I am performing an ANCOVA. My dependent variable is the number of days a student is absent from school. As one can imagine, this variable is not normal, so I performed a log10 transformation. When I run the analysis with the transformed variable, I find no significant relationship with my variable of interest. However, when I run it with the original dependent variable the relationship is significant. Also, the homogeneity assumption is violated with the original dependent variable, but not with the transformed variable. Given the violations, I was under the impression that statistical power should be reduced. Why is it that I only find significant results when these assumptions are violated? Can someone help explain this to me? I should also mention that my sample sizes are quite unequal and in this case the smaller cell has a smaller variance on the dependent variable.
2 Answers
First, without seeing the data, it is difficult, if not impossible, to tell exactly why you get significance with the model that violates the assumptions but not with the one that doesn't. However, one possible (likely) reason is that you had some students with a large number of absences that also had an unusual value on the independent variable (whatever it is - you could tell us). This would then be an influential point and cause a strange relationship.
Second, it is not the dependent variable that has to be normal, it is the residuals from the model. Have you tested those?
Third, days absent is a count variable. Therefore, unless the mean number of days absent is fairly high, you should not be doing ANCOVA at all, you should be doing some form of count regression. Possibly Poisson but more likely negative binomial regression. If this is over a relatively short time period, then you might even need a zero-inflated model, but it's hard to tell without the data.
Fourth, how did you take the log of the number of days absent? Surely some students had no days absent? Log(0) is undefined.
The dependent variable is not required to have an (unconditional) normal distribution, even if you're using it for inference.
Its conditional distribution should be close to normal unless the sample size is fairly large, or the inference will be somewhat affected.

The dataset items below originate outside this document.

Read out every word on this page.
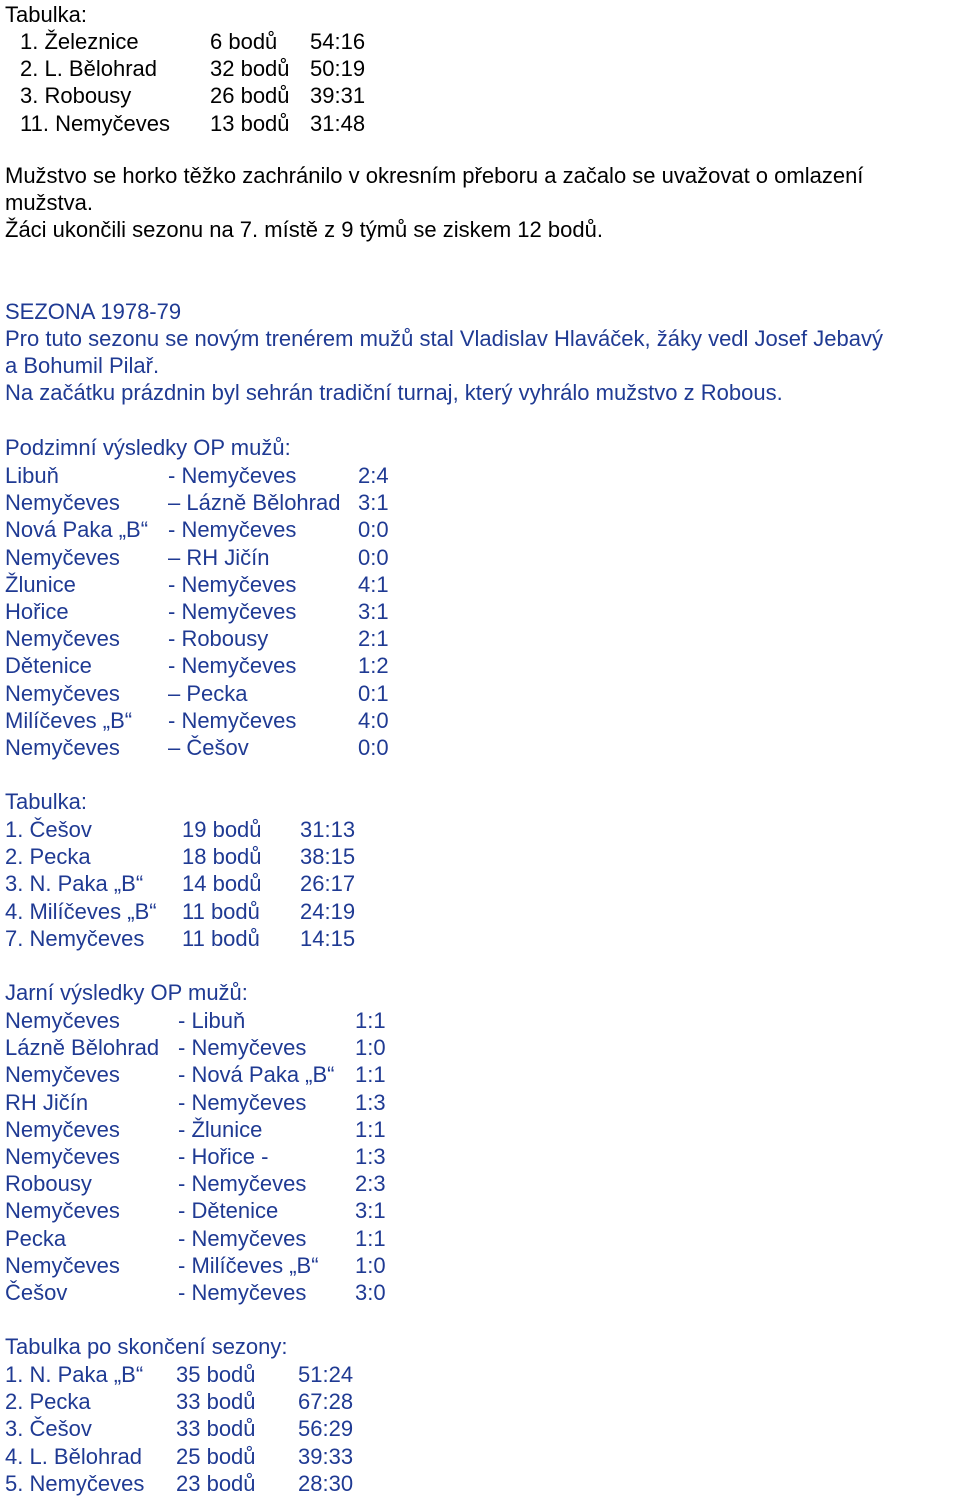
Tabulka:
1. Železnice	6 bodů 54:16
2. L. Bělohrad 32 bodů 50:19
3. Robousy	26 bodů 39:31
11. Nemyčeves 13 bodů 31:48
Mužstvo se horko těžko zachránilo v okresním přeboru a začalo se uvažovat o omlazení
mužstva.
Žáci ukončili sezonu na 7. místě z 9 týmů se ziskem 12 bodů.
SEZONA 1978-79
Pro tuto sezonu se novým trenérem mužů stal Vladislav Hlaváček, žáky vedl Josef Jebavý
a Bohumil Pilař.
Na začátku prázdnin byl sehrán tradiční turnaj, který vyhrálo mužstvo z Robous.
Podzimní výsledky OP mužů:
Libuň	- Nemyčeves	2:4
Nemyčeves – Lázně Bělohrad 3:1
Nová Paka „B“ - Nemyčeves	0:0
Nemyčeves – RH Jičín	0:0
Žlunice	- Nemyčeves	4:1
Hořice	- Nemyčeves	3:1
Nemyčeves - Robousy	2:1
Dětenice	- Nemyčeves	1:2
Nemyčeves – Pecka	0:1
Milíčeves „B“ - Nemyčeves	4:0
Nemyčeves – Češov	0:0
Tabulka:
1. Češov	19 bodů 31:13
2. Pecka	18 bodů 38:15
3. N. Paka „B“ 14 bodů 26:17
4. Milíčeves „B“ 11 bodů 24:19
7. Nemyčeves 11 bodů 14:15
Jarní výsledky OP mužů:
Nemyčeves	- Libuň	1:1
Lázně Bělohrad - Nemyčeves 1:0
Nemyčeves	- Nová Paka „B“ 1:1
RH Jičín	- Nemyčeves 1:3
Nemyčeves	- Žlunice	1:1
Nemyčeves	- Hořice -	1:3
Robousy	- Nemyčeves 2:3
Nemyčeves	- Dětenice	3:1
Pecka	- Nemyčeves 1:1
Nemyčeves	- Milíčeves „B“ 1:0
Češov	- Nemyčeves 3:0
Tabulka po skončení sezony:
1. N. Paka „B“ 35 bodů 51:24
2. Pecka	33 bodů 67:28
3. Češov	33 bodů 56:29
4. L. Bělohrad 25 bodů 39:33
5. Nemyčeves 23 bodů 28:30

Note that the linearity assumption and the homoscedasticity assumption are both affected by your transformation - you can't just transform variables without consideration for your other assumptions. Even the additivity of the error term is affected.
Perhaps worst of all -- taking logs of counts will lose all the cases where the count is zero. In some cases this can totally screw up your analysis. Indeed, that loss of points could even be one explanation (of a bunch of possible ones) for the significant/non-significant issue.
You should probably be using a model appropriate for count data, such as a GLM with a binomial response (assuming constant probability of absence within each case), or a Poisson (probably what I'd try first), or quasi-Poisson or even negative binomial.
If you must use linear regression, and see equality of variance as most important, approximate variance-stabilizing transformations include the Anscombe and Freeman-Tukey. These used to be used more often before GLM software became widespread. These all improve the normal approximation quite well as long as the counts tend not to be low.
However, the assumption of linearity is to my mind generally the more central assumption; you must consider whether any transformation is making that worse rather than better.